The team also reviewed plant support functions including maintenance, documentation, scheduling, and material ordering. The primary discovery was the need to re-organize labor to maximize the return on individual efforts. Changes made to Building 20’s ordering/documentation procedures provide a significant example. Prior to the study, multiple staff members were assigned similar duties resulting in duplication of work and lost production hours. A recommendation was implemented to assign all material ordering and batch record documentation to a single staff member. The impact of this recommendation resulted in a 20% increase of operational staff availability for value-added production operations.

Bottleneck Reduction

The work measurement and operation analysis confirmed that Fill Operation was the limiting factor, and many of the improvement recommendations addressed product throughput in this area. One recommendation was to continue the usage of a fill machine previously scheduled for removal from service. Building 20 had purchased a new fill machine capable of running larger quantities of vials at a faster rate than the existing machine. After completing the analysis, the project team suggested keeping the old machine and alternating production crews between the two machines. This internalized setup, tear down, and sanitation processes to the production of the other line.

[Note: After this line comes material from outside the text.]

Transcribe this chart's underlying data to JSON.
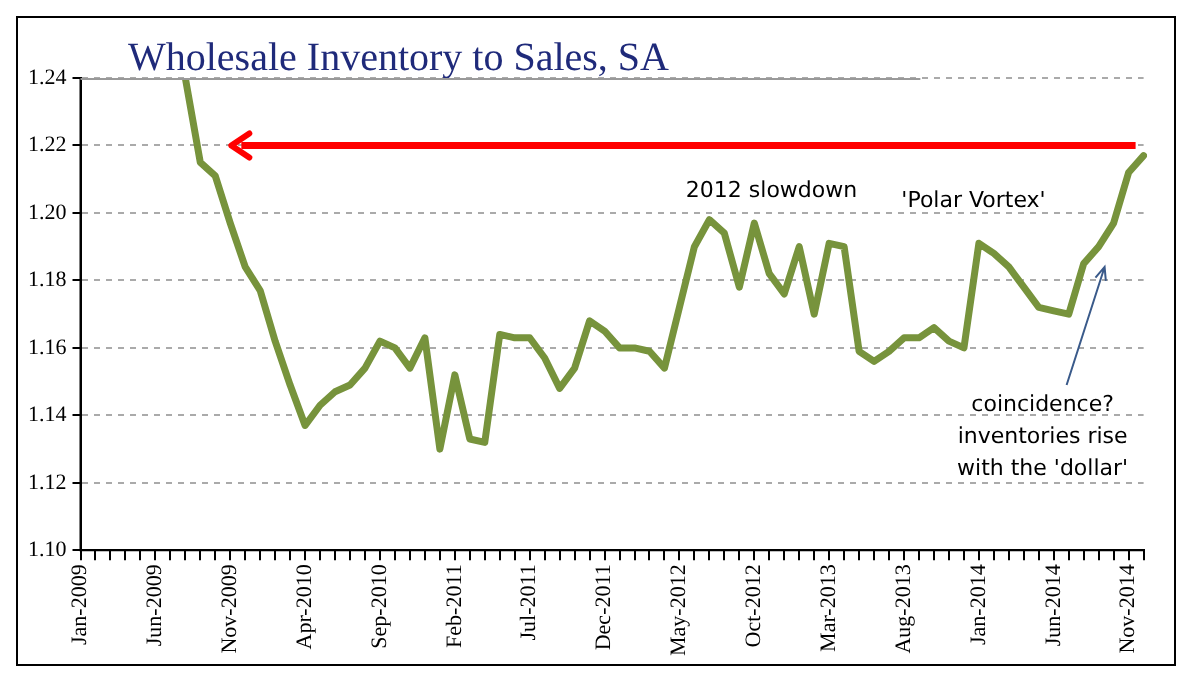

The application of quick changeover/setup reduction techniques proved to be another major improvement area. In the fill machine process, setups routinely took two operators several hours. These setups were not clearly choreographed. The method also required that numerous small parts be removed and replaced to complete the set-up, and all adjustments were fine-tuned by trial and error. In summary, the setup and operation of the machine relied too much on an operator’s skill and intervention. As recommended, implementing labor reduction measures would help mitigate this reliance.

As for support operations, the team also identified several redundant steps in the sanitation function. The elimination of many redundant steps provided a 22% increase in sanitation workforce efficiency.

Capacity Modeling

The objective of the capacity model was to give Building 20 a tool to define process capacity based on several key variables. The project team designed a spreadsheet application to set accurate standards for 3,000 potential process variations. Once calculated, the model uses standards to schedule processes determine capacity, and track performance.

Scheduled standards were subtracted from available production hours at the plant’s bottleneck operation, the Fill Process. To maximize the plant’s capacity, the model compared standards for unscheduled production runs against available blocks of time at the bottleneck. Management currently uses this information to minimize lost capacity and track its available hours for production activities.

The following screen capture shows the model’s input screen:

Conclusion

The model gave Amgen a tool to quickly set standards for new products, accurately forecast costs, optimize the use of facilities production space, and calculate plant capacity. Many of the workflow improvement suggestions yielded significant productivity gains.

Creative application of classic and modern industrial engineering techniques results in greater internal efficiencies. Despite the constraints facing industrial engineers in the highly regulated, pharmaceutical industry, Amgen and Building 20’s Capacity Evaluation and Improvement Initiative proved that significant improvements in pharmaceutical manufacturing are attainable. Amgen’s provision of a motivated team, empowered employees, and supportive management culminated in a greater commitment toward continuous improvement. Additionally, Building 20’s control and capacity gains have provided Amgen with continued motivation in rolling out similar projects in other production facilities.